Por que é necessário engajar o setor público no combate às mudanças do clima?

Engajar as cidades no combate às mudanças climáticas depende de dois pontos. Primeiro, não se pode mais basear o planejamento urbano apenas em dados históricos – é preciso incorporar dados futuros. Segundo, é preciso integrar o clima no planejamento urbano. É fundamental engajar o setor público porque as mudanças climáticas afetam diretamente o planejamento e o desenvolvimento das cidades. Não basta basear o planejamento apenas no que aconteceu até hoje – é preciso planejar com base também em previsões de impactos climáticos que estão por vir. Por exemplo: não adianta construir uma rede cicloviária ou implantar um sistema BRT sem saber se as áreas percorridas pelos trajetos são vulneráveis a enchentes ou se encontram sob algum risco climático.

 

O UCRA (Avaliação de Resiliência Urbana Comunitária) de alguma forma tenta suprir algumas dessas necessidades de informação. Essa é a inovação de que precisamos?

Desenvolvemos esse projeto partindo do princípio de que a vulnerabilidade aos impactos climáticos é variável. Cada bairro será afetado de forma diferente. As medidas de adaptação mais efetivas são aquelas que conseguem abordar essas necessidades diferentes. Com o UCRA, desenvolvemos um conjunto de indicadores que ajuda gestores urbanos a entenderem essas vulnerabilidades diferenciadas. Trabalhamos em conjunto com as comunidades para levantar esses dados, aprofundá-los e criar soluções que podem ser incorporadas pelo planejamento urbano. O UCRA aborda uma questão essencial que é o fato de que as comunidades sentem os impactos climáticos de formas diferentes, e essa diferenciação precisa estar refletida no planejamento urbano. Sem isso, corremos o risco de não proteger as comunidades mais vulneráveis ou reforçar vulnerabilidades já existentes.

 

No Brasil, quais são as cidades mais afetadas pelas mudanças no clima ou mais predispostas à vulnerabilidade?

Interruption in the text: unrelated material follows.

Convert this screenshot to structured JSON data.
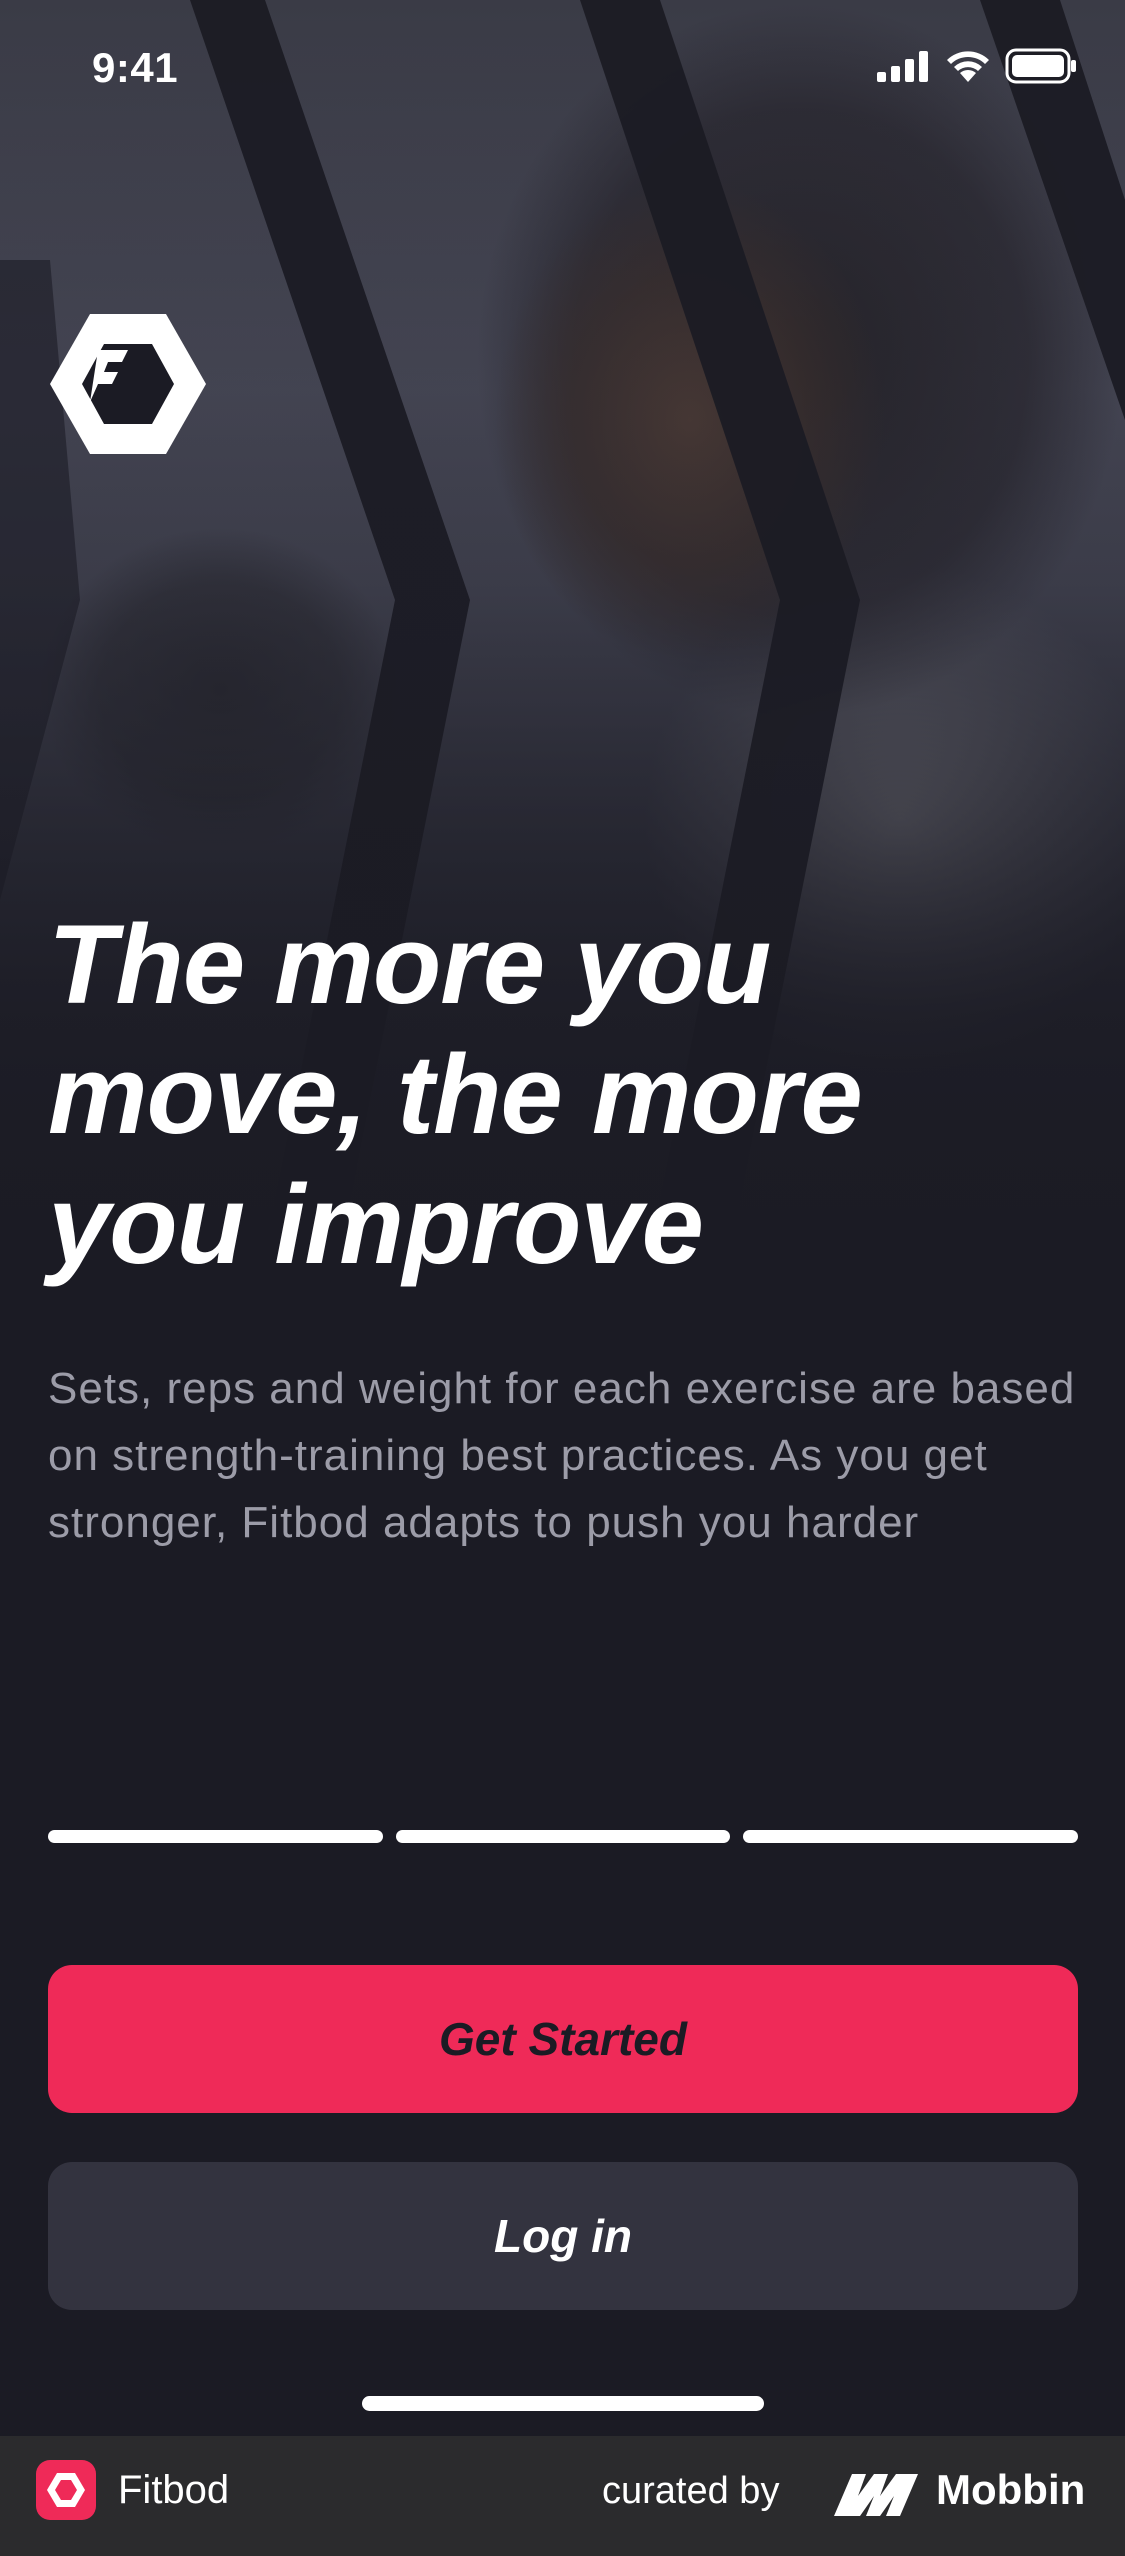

Do meu ponto de vista, não é interessante fazer essa comparação. Porém, considerando uma priorização, é importante avaliar em quais cidades a questão climática é mais urgente. No Brasil, os municípios mais vulneráveis às mudanças do clima incluem as cidades costeiras. Vinte e seis por cento da população brasileira vive em áreas costeiras, 30% do PIB nacional vem dessas áreas, e essas cidades estão expostas a um leque de impactos climáticos – como aumento do nível do mar, ressacas etc. Santos, por exemplo, desenvolveu seu plano de adaptação por já estar sentindo esses impactos. Outras cidades que também já estão tratando essa questão são Rio de Janeiro, Belo Horizonte, Recife, São Paulo. Municípios vulneráveis também são os pequenos e médios, devido ao rápido crescimento urbano que estão vivendo e, às vezes, à falta de recursos e dados econômicos e técnicos para poder responder às mudanças climáticas.

 

Soluções já existem, mas nem sempre as cidades conseguem aplicá-las. Como superar esse desafio e chegar a um planejamento urbano que contemple adaptação e resiliência?

Muitas soluções para combater os efeitos das mudanças no clima já existem e outras estão sendo desenvolvidas. Esbarramos hoje na questão do financiamento, quem vai pagar essa conta. O Brasil ainda não é considerado um dos mais vulneráveis, em relação a países que vivem uma situação mais grave, como algumas nações no continente africano e outras asiáticas. Por isso, o financiamento para adaptação é direcionado para essas regiões. Aqui, recebemos mais recursos para medidas de mitigação. No entanto, isso não quer dizer que não existam fundos disponíveis para apoiar medidas de adaptação – recentemente realizamos um levantamento desses fundos, nacionais e internacionais. Os desafios – ou oportunidades – para acelerar a adaptação no Brasil são aumentar a vontade política, facilitar o acesso ao financiamento e elevar a capacidade técnica dos atores-chave: cidades e comunidades, entidades locais e setor privado.